Droplet dynamics in internally mixed twin-fluid spray
Advances in Fluid Mechanics X, 2014
Effervescent atomizers are based on the mixing of gas with liquid prior to discharge. We describe the discharge of a two-phase mixture and movement of droplets in a gas jet using simple theoretical models, following with elucidation of droplets dynamics using experimental data for an effervescent spray. Discharge of the liquid-gas mixture from the nozzle is solved using a combination of two discharge models. Depending on operation conditions, 59-64% of the total discharged mass corresponds to the Separated Flow Model and the rest to the Homogeneous Flow Model. Discharge velocity of the liquid is 12-27% of the gas exit velocity. The liquid-gas velocity ratio is negatively correlated with gas-to-liquid mass ratio (GLR) and positively correlated with inlet pressure. Radial profiles of axial droplet velocity, as measured using Phase Doppler anemometry, are axisymmetric bell-shaped with a maximum in the centreline analogous to the profile defined for a simple gas jet which, however, is more flat near the centreline and declines much faster for higher radial positions. Mean velocity in individual spray positions varies with particle size within a range of several m/s typically.
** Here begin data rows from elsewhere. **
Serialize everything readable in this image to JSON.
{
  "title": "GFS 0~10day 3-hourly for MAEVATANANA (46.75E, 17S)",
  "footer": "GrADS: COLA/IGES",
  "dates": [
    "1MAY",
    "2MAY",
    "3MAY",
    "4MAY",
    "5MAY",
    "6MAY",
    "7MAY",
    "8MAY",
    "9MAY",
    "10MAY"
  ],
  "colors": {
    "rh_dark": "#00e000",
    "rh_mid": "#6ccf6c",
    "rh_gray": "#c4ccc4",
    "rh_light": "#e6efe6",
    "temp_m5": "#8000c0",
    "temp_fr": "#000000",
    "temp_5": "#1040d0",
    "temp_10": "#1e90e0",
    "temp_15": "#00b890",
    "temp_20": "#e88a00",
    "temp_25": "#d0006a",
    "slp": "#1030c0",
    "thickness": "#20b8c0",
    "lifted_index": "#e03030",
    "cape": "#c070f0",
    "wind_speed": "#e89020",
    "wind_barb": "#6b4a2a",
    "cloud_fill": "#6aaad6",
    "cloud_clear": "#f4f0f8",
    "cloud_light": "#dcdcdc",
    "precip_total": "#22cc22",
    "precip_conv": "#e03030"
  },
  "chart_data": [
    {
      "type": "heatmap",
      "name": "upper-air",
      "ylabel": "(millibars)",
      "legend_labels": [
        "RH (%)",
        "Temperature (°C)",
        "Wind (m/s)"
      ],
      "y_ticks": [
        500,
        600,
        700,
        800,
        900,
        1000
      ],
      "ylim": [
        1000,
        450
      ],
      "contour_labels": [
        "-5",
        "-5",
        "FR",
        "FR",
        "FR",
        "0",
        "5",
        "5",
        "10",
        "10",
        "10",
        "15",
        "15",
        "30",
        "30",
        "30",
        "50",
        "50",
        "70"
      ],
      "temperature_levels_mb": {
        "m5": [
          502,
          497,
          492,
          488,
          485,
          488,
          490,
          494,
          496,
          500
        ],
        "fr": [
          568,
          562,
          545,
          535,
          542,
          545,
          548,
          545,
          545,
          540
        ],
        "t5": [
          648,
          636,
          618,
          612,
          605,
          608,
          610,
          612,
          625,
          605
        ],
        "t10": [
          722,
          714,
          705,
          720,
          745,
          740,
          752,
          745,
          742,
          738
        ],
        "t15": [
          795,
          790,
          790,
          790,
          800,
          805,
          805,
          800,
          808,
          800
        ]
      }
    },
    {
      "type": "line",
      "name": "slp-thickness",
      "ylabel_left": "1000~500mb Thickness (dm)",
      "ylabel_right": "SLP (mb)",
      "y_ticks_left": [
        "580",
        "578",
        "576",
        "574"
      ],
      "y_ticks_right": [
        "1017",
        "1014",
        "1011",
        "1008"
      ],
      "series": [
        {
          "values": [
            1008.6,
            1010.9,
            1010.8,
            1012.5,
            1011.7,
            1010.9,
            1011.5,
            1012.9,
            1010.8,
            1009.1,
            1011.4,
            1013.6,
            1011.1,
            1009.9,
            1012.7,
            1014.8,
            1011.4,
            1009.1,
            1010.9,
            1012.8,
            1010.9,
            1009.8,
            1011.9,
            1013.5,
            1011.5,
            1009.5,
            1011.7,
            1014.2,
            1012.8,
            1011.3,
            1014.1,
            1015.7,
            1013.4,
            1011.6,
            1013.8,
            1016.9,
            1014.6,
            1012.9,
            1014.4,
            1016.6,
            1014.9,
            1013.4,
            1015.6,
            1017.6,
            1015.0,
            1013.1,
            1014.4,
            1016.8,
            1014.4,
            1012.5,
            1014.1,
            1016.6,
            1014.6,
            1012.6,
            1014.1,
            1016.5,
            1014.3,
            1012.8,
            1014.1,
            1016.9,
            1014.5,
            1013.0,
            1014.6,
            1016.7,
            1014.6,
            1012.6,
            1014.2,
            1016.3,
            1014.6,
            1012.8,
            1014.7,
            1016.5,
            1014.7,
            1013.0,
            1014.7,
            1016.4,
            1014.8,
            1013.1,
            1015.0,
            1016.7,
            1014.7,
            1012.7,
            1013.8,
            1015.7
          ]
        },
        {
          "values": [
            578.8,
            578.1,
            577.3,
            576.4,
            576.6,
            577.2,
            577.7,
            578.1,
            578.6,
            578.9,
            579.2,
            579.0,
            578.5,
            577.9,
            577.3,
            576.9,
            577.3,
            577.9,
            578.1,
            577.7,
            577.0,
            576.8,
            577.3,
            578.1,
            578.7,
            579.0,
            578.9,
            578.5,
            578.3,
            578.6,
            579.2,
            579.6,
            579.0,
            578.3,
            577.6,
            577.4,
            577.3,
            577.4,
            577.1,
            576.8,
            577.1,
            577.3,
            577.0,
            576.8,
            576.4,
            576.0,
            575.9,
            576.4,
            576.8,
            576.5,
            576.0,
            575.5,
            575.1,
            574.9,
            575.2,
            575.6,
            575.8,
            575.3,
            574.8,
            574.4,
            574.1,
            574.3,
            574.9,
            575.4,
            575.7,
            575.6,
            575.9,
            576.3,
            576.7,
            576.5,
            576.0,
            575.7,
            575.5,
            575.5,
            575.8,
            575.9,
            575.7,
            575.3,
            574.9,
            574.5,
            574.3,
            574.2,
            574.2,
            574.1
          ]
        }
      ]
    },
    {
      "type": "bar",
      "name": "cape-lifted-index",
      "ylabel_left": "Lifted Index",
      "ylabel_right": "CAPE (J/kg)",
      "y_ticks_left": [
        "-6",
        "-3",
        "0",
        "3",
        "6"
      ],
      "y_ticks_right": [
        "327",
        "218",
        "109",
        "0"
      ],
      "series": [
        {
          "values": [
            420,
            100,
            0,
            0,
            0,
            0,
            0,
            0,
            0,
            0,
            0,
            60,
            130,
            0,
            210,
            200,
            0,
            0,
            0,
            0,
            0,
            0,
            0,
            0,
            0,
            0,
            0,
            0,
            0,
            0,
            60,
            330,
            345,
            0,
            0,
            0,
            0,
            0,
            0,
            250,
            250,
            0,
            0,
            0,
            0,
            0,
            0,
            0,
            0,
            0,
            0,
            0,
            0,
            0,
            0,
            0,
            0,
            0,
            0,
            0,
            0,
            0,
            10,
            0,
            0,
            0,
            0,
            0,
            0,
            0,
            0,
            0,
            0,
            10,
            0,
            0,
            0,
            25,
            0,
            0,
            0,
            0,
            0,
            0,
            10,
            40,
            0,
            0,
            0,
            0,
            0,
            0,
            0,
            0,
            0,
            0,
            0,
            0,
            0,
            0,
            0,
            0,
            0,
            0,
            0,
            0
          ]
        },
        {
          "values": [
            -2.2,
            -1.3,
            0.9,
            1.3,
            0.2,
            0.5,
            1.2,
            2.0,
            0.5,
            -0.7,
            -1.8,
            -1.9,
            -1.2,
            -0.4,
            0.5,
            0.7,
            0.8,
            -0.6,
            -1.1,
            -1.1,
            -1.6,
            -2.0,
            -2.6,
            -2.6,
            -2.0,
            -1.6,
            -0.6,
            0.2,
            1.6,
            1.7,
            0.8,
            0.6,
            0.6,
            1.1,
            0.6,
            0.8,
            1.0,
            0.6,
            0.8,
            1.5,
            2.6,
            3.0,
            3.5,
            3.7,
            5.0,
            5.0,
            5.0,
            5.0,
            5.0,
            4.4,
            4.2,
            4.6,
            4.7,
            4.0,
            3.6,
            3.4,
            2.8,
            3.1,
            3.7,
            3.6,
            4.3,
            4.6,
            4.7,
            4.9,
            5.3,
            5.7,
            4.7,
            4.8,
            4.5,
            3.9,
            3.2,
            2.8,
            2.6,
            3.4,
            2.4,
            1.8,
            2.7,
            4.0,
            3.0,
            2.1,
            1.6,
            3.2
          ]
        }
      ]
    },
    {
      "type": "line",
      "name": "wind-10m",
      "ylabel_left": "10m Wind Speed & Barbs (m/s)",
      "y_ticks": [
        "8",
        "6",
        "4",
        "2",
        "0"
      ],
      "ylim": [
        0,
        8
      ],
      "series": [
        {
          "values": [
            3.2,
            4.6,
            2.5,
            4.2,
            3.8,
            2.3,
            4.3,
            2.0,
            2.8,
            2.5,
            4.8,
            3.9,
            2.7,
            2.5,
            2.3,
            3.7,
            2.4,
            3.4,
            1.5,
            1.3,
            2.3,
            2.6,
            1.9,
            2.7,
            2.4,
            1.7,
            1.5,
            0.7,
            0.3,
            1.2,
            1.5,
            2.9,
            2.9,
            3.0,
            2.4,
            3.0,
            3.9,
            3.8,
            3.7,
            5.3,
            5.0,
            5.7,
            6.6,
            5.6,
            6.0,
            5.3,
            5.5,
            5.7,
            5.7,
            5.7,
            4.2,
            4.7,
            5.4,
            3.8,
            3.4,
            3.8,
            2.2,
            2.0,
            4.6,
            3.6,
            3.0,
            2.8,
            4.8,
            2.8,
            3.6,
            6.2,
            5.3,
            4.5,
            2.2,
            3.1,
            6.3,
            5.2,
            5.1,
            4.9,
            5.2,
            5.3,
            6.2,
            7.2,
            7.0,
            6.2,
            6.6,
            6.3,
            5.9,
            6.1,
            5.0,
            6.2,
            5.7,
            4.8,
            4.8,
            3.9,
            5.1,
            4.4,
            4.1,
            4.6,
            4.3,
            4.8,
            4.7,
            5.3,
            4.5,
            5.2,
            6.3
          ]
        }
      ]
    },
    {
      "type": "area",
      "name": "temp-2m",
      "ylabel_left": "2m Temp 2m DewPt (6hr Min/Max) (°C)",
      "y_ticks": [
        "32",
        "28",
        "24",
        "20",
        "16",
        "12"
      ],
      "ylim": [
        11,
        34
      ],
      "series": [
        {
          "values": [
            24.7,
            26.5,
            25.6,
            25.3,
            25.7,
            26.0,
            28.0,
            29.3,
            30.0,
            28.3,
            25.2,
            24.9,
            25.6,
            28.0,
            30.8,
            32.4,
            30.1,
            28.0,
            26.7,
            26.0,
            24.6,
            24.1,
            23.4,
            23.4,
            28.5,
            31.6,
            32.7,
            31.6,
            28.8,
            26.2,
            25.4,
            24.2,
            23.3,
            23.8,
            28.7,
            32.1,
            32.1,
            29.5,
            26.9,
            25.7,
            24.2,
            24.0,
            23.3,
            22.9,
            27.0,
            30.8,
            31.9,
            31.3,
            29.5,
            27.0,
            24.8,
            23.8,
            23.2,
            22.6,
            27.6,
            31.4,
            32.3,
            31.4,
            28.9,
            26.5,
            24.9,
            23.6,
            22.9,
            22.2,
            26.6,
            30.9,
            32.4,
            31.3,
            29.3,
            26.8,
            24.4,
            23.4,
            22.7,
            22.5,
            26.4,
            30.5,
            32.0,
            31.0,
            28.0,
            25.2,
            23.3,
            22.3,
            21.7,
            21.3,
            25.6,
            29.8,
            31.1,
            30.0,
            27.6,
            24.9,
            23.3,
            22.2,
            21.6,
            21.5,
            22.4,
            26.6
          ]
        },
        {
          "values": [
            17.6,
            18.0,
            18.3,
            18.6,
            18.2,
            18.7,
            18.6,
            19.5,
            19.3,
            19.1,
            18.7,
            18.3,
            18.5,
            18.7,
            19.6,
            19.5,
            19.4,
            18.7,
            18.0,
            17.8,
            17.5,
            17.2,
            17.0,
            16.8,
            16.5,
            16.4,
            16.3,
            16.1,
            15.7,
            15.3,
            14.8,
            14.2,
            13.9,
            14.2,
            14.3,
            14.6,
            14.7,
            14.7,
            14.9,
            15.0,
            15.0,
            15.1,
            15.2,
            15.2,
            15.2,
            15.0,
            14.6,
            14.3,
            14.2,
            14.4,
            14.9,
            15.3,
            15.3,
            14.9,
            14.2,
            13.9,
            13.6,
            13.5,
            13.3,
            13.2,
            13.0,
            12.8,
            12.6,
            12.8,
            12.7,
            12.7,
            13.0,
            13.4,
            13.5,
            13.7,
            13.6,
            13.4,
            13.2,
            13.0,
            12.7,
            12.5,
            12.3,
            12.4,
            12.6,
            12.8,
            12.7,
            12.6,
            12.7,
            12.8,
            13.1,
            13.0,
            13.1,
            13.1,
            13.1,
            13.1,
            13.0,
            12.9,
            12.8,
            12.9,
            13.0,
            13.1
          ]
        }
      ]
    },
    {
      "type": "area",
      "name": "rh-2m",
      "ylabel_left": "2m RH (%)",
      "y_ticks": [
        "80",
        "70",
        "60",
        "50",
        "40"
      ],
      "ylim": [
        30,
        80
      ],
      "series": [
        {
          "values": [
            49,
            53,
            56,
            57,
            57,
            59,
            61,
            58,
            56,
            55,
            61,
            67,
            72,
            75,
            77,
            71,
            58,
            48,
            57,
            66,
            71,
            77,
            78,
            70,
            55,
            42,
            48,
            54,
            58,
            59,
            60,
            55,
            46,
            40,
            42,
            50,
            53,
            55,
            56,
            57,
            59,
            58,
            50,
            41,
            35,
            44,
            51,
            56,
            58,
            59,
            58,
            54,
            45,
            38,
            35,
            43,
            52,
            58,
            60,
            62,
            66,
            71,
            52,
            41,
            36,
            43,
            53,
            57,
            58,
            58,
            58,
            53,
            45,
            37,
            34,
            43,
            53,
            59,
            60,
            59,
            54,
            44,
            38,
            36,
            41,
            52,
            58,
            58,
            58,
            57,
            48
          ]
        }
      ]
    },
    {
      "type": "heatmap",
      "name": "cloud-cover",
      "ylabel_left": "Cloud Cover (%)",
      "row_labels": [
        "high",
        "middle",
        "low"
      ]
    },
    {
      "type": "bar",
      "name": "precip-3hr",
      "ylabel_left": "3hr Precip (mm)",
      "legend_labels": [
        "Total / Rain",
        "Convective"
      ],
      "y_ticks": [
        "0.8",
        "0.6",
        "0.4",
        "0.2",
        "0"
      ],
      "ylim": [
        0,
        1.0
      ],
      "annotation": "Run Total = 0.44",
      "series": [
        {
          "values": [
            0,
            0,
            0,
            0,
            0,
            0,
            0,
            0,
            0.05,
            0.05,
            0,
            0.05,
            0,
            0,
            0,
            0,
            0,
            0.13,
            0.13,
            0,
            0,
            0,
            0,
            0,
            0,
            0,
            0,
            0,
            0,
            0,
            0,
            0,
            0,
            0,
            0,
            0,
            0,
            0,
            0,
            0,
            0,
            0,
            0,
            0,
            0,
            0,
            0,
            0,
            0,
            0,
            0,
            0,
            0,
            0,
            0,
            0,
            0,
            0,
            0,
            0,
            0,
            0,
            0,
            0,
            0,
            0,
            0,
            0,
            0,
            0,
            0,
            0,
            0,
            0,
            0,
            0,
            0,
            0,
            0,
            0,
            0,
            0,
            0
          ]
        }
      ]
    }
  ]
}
This variation is closely related to particle Stokes number, Stk. Variation of mean velocity with operation pressure and GLR can be explained with discharge conditions; higher pressures and GLRs lead to higher discharge velocities that are reflected in the spray downstream. Stokes numbers are generally << 1 for particle sizes D d up to 10 µm so these particles smoothly follow the gas flow. Stk for sizes 10 µm < D d < 50 µm depends on flow regime and position in the spray and can be found typically within 0.1 < Stk < 10. Particles with D d ≥ 100 µm have usually Stk > 10 and very weakly interact with the gas.